Art conservators have enlisted a bevy of imaging techniques, including optical coherence tomography (OCT), to study valuable paintings and ensure their long-term preservation. Even though OCT can generate 3D images of scattering media with micrometer resolution and without destroying its subject, the method’s narrow field of view limits its ability to examine broad regions of an artist’s canvas.
Researchers at two U.S. universities have built a hybrid scanning platform that couples OCT with a sampling algorithm to create 3D reconstructions of impressionist oil paintings (Appl. Opt., doi: 10.1364/AO.390326). Besides helping art historians to understand the creative techniques of artists and to repair damage to their paintings, the 3D reconstructions could be reproduced as tangible models to help people with visual impairments understand these works of art.
Zooming in on art
The team leader, Yi Yang of Pennsylvania State University Abington, USA, says that he enjoys visiting art museums, but has long noticed that museum patrons were not able to closely examine paintings and the artists’ techniques, due to security and conservation concerns. That realization motivated him to investigate ways for art students and patrons to “zoom in” on the details of artworks without the dangers of getting too close.
Yang and his collaborators had previously developed a raster scanning platform to stitch together OCT data for a wider field of view (Appl. Opt., doi: 10.1364/AO.55.010313). However, the linear motors in that platform created redundant sampling errors and introduced undesirable artifacts into the image.
A hybrid scanning platform
This time around, Yang, Xuan Liu of the New Jersey Institute of Technology, USA, and their colleagues attached an OCT system to a platform with two galvanometers that moved the incident light beam in two dimensions for scanning the target artwork. The swept-source OCT system operated at 1.06 μm with 100 nm bandwidth and axial scanning frequency of 100 kHz. The output beam passed through a fiber optic Michelson interferometer.

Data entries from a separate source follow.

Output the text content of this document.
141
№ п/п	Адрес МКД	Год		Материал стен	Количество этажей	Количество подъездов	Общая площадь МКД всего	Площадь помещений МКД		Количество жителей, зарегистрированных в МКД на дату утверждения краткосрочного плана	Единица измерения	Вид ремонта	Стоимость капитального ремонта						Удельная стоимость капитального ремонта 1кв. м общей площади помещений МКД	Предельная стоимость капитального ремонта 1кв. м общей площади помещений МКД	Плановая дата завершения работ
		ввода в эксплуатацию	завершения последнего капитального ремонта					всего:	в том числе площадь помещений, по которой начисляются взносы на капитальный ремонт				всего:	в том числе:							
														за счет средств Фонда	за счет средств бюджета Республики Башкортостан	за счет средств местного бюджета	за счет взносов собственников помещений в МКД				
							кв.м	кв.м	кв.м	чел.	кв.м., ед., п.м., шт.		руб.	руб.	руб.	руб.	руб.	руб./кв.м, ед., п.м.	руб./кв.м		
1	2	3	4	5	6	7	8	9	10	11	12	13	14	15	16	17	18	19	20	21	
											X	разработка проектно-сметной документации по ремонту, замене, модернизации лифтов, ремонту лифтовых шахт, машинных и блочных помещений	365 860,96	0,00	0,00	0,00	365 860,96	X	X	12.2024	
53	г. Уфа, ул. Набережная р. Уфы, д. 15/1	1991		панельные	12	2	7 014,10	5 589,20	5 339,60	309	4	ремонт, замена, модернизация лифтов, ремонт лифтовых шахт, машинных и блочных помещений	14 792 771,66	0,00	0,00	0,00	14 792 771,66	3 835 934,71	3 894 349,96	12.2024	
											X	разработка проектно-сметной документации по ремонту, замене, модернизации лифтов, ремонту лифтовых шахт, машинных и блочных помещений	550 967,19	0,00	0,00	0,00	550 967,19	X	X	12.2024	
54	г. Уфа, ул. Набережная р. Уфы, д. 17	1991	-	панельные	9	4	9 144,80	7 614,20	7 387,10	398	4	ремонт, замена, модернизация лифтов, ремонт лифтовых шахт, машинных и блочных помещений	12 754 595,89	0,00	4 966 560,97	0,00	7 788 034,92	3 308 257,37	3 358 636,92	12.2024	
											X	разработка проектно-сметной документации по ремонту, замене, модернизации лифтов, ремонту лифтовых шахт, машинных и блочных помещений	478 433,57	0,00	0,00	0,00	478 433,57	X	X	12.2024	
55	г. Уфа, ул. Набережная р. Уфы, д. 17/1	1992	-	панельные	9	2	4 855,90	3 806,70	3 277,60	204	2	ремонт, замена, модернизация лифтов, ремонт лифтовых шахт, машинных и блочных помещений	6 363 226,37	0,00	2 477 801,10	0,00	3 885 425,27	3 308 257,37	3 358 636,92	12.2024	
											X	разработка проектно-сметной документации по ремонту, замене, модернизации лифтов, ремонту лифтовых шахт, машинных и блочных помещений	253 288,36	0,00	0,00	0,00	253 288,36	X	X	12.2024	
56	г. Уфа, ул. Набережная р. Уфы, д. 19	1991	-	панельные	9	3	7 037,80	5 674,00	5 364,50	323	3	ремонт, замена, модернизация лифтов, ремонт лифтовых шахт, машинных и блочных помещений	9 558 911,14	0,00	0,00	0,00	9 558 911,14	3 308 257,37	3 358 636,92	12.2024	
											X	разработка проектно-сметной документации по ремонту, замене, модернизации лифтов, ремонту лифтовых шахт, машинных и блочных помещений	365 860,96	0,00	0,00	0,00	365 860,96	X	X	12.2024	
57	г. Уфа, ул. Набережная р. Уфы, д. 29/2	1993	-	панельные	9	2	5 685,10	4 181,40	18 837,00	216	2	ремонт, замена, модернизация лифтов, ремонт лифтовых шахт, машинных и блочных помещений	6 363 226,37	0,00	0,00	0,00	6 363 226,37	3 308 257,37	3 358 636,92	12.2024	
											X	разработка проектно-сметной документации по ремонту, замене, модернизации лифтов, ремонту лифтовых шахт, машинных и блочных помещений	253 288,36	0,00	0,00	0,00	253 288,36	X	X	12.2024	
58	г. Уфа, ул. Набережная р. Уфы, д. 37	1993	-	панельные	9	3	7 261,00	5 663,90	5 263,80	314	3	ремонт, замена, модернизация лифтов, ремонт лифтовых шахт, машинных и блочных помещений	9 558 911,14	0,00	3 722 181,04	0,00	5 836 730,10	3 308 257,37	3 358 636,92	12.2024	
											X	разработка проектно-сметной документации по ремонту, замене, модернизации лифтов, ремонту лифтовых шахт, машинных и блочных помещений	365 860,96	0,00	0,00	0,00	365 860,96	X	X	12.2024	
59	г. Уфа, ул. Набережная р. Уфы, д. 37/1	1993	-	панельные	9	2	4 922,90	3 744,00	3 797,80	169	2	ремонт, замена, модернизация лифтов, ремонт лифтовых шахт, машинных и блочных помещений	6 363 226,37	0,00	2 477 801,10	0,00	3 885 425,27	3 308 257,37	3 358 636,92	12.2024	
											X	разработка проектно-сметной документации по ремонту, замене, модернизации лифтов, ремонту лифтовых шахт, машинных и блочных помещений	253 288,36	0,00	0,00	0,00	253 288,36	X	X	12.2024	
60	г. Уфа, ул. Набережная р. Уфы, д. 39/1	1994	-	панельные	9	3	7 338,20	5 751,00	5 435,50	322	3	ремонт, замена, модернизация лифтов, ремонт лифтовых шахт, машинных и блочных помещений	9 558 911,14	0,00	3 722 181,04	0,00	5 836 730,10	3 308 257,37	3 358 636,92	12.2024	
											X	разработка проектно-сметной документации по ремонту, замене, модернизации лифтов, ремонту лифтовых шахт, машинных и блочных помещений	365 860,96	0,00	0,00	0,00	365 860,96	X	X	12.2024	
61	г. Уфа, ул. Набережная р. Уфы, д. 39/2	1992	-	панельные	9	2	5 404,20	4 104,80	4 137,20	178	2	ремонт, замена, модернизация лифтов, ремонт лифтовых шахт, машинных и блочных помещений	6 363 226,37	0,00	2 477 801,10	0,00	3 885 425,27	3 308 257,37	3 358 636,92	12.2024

The robotic scanning system gathered data in partially overlapping rows and columns of rectangular-shaped sections. To remove the artifacts that had plagued previous attempts at wide-field OCT viewing, the researchers wrote a data-processing algorithm that employed cross-correlation analysis.
To demonstrate the hybrid system’s performance, the team scanned a small canvas painted with heavily textured brushstrokes of oil paint in an impressionistic style. The researchers concentrated their efforts on a region measuring 27 mm by 18 mm, even though the field of view of the base OCT system (without robotic scanning) was 3.8 mm by 2.3 mm. The system took about 900 s to acquire the data. In the computer, the researchers merged the volumetric OCT data with a full-color photograph of the painting to produce a realistic 3D model of the region of interest.
Understanding the art perspective
Yang notes that he and Liu have backgrounds in biomedical imaging and optical communications. “The biggest challenge,” he says, “is to go beyond our assumptions and really understand the problems from the perspective of art historians and conservators.” Fortunately, they enlisted the help of art historians and conservators, including Penn State art history assistant professor Heather McCune Bruhn, on the team to share their expertise and provide advice. “I think we all learned a lot from each other,” he adds.
In addition to helping art students and visually impaired persons, the OCT system could be used to create “digital backups” of paintings and other cultural artifacts to guard against museum fires, terrorism, theft, floods and other disasters.